Ralf Corsepius rc040203 at freenet.de
Thu Feb 27 08:36:05 UTC 2014


On 02/27/2014 08:56 AM, Adam Williamson wrote:
> On Thu, 2014-02-27 at 08:25 +0100, Ralf Corsepius wrote:
>> On 02/27/2014 08:08 AM, Adam Williamson wrote:
>>> On Thu, 2014-02-27 at 07:10 +0100, Ralf Corsepius wrote:
>>>> On 02/27/2014 06:43 AM, Chris Murphy wrote:
>>>>>
>>>>> On Feb 26, 2014, at 9:24 AM, Neal Becker <ndbecker2 at gmail.com> wrote:
>>>>>
>>>>>> sudo journalctl --verify
>>>>>> all say 'PASS'
>>>>>
>>>>> OK good news. It looks like some sort of throttling by rsyslogd. I'm vaguely curious if it's some runaway/annoyed process is dumping a lot of message into the journal, and whether the journal can keep up or if it's also affected and throttles.
>>>
>>>> Could it be (wild guess), rsyslogd and journald when being used
>>>> simultaneously, are having locking issues?
>>>
>>> I really doubt it. The current rsyslog is explicitly designed to act as
>>> a journald consumer. That was the intent all along.
>>
>> How about log-messages on the console?
>>
>> The symptom I am struggling with is my console is freezing when journald
>> sent a message to the console.
>>
>> Some weeks ago, I reported the details on some fp.org list (IRC users@),
>> but never received a satisfactory reply.
Just found the original post:
https://lists.fedoraproject.org/pipermail/test/2013-December/119352.html

>> So far, after weeks of
>> struggling my (so far seeingly working) work-around is to "yum remove
>> rsyslogd combined with "dmsg -D", without knowing the actual cause.
>
> Hum - seems odd, but I don't get console log messages very often so I
> can't say I haven't seen it.

Thanks to this long-term persisting kernel bug
https://bugzilla.redhat.com/show_bug.cgi?id=769747
I am observing them once per minute at average (This truely nagging bug 
has been reported on various occasions across probably all distros, but 
seems to have been ignored so far.)

> Certainly sounds like a bug.
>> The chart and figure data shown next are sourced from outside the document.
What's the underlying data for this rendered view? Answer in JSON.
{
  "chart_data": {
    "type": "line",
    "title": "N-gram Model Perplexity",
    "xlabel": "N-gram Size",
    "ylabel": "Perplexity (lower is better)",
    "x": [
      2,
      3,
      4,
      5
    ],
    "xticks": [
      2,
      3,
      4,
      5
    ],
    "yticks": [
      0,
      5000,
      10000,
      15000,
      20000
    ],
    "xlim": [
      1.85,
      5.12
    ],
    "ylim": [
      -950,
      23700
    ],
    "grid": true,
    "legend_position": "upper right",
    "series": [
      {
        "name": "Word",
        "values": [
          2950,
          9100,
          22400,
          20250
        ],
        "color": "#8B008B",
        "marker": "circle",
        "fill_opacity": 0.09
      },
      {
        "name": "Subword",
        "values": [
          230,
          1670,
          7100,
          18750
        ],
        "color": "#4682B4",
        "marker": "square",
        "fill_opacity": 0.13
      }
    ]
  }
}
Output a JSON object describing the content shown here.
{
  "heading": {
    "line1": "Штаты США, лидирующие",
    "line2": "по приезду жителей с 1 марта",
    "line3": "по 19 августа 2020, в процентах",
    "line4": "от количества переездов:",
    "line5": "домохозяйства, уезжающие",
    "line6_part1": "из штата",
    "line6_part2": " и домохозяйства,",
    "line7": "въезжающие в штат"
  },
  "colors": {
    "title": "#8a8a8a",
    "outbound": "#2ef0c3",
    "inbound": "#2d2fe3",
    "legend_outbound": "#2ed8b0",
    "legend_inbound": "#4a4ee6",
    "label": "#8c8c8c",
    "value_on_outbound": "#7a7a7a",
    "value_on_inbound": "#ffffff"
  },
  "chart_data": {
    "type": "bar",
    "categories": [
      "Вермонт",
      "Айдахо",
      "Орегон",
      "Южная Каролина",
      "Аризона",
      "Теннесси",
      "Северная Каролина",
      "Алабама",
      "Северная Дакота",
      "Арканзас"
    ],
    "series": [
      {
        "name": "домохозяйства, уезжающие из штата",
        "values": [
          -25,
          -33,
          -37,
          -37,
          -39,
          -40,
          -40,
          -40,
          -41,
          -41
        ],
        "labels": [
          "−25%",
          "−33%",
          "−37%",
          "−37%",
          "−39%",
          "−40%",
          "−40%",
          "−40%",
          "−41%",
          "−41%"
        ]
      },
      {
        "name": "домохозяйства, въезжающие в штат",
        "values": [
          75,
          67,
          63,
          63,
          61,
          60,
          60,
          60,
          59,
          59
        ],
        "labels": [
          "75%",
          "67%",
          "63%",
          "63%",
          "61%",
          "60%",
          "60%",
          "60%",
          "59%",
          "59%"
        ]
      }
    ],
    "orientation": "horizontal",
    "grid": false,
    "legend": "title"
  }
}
If I were you
> I'd just file it, probably against rsyslog.
Well, to be investigated -  I haven't tried journald without "dmsg -D", 
nor have I tried to reinstall rsyslogd, yet.
I am inclined to be believe there is a journald vs. kernel issue, 
because before journald came around, I haven't had these freezes.